Gallagher brothers Liam (left) and Noel (right) performing in Berlin in January 2009, one of Oasis' final concerts.Image: POP-EYE/IMAGO

Gallagher brothers end family feud

An expensive affair, Some Might Say, but clearly worth it for Oasis' dedicated army of fans who wondered if a reunion would ever happen after singer Liam and guitarist Noel spectacularly fell out in 2009, with Liam smashing one of Noel's guitars at a festival in Paris.

Since then, both brothers have pursued solo careers with varying degrees of success, but fans Kept The Dream Alive that the pair would make up – which they seemingly have done, 30 years on from the release of their debut album, "Definitely Maybe," in August 1994.

The record, featuring the hit singles Supersonic and Live Forever, went straight to number one in the UK Albums Chart and became the fastest-selling debut album in British music history at the time.

The band's 1995 follow-up, "(What's The Story?) Morning Glory," which featured famous hits WonderwallDon't Look Back In Anger and Champagne Supernova, was released at the same time "The Great Escape" by London-based rivals Blur, at the height of what the UK press dubbed the "Battle of Britpop."

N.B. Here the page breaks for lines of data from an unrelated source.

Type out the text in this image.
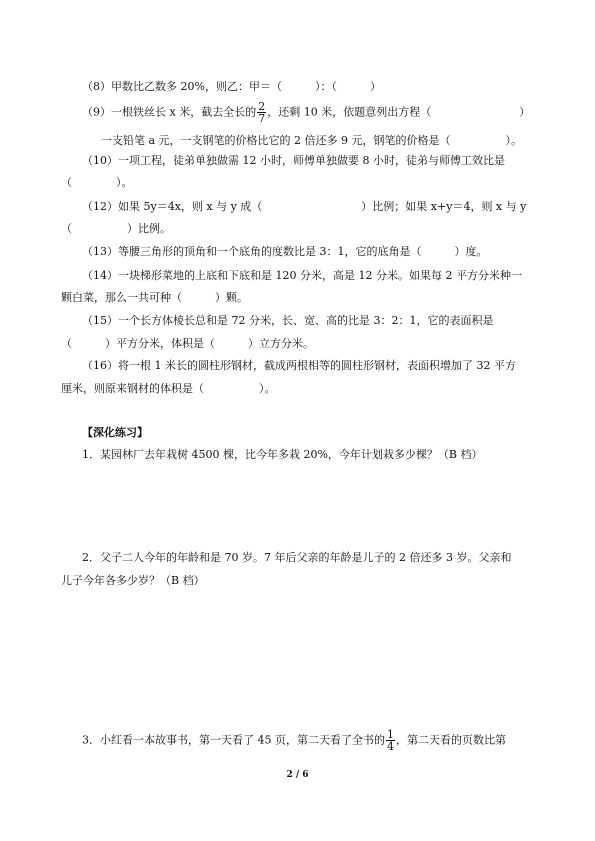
（8）甲数比乙数多 20%，则乙：甲＝（　　　）：（　　　）
（9）一根铁丝长 x 米，截去全长的 $\frac{2}{7}$ ，还剩 10 米，依题意列出方程（　　　　　　　　）
一支铅笔 a 元，一支钢笔的价格比它的 2 倍还多 9 元，钢笔的价格是（　　　　　）。
（10）一项工程，徒弟单独做需 12 小时，师傅单独做要 8 小时，徒弟与师傅工效比是
（　　　　）。
（12）如果 5y＝4x，则 x 与 y 成（　　　　　　　　　）比例；如果 x+y＝4，则 x 与 y
（　　　　　）比例。
（13）等腰三角形的顶角和一个底角的度数比是 3：1，它的底角是（　　　）度。
（14）一块梯形菜地的上底和下底和是 120 分米，高是 12 分米。如果每 2 平方分米种一
颗白菜，那么一共可种（　　　）颗。
（15）一个长方体棱长总和是 72 分米，长、宽、高的比是 3：2：1，它的表面积是
（　　　）平方分米，体积是（　　　）立方分米。
（16）将一根 1 米长的圆柱形钢材，截成两根相等的圆柱形钢材，表面积增加了 32 平方
厘米，则原来钢材的体积是（　　　　　）。
【深化练习】
1．某园林厂去年栽树 4500 棵，比今年多栽 20%，今年计划栽多少棵？（B 档）
2．父子二人今年的年龄和是 70 岁。7 年后父亲的年龄是儿子的 2 倍还多 3 岁。父亲和
儿子今年各多少岁？（B 档）
3．小红看一本故事书，第一天看了 45 页，第二天看了全书的 $\frac{1}{4}$ ，第二天看的页数比第
2 / 6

Former UK Prime Minister Tony Blair and Oasis guitarist Noel Gallagher at Downing Street in 1997
At the height of Britpop, Oasis guitarist Noel Gallagher (right) celebrated the Labour Party's 1997 election victory with new Prime Minister Tony Blair (left).Image: Rebecca Naden/dpa/picture alliance

Oasis: the political and economic effect

The sudden rise of bands like Oasis and Blur in the UK coincided with a landslide election win for Tony Blair's center-left Labour Party in 1997, bringing an end to 18 years of Conservative rule which had seen mass closures of industry and rising unemployment in cities such as Manchester, where the Gallaghers had grown up.

This time around, the Oasis reunion comes after another 14 years of Conservative-led government were ended by another Labour landslide under Keir Starmer.

Meanwhile, the UK economy could be in for a Supersonic boost akin to that prompted by American pop star Taylor Swift's recent tour, with British hoteliers and pub owners among those hoping for a boom in business from fans traveling from across the world.

The band has promised sets "full of wall-to-wall classics," showcasing the "charisma, spark and intensity that only comes when Liam and Noel Gallagher are on-stage together."

"The guns have fallen silent. The stars have aligned. The great wait is over," tweeted frontman Liam, announcing the reunion on Tuesday. "Come see. It will not be televised."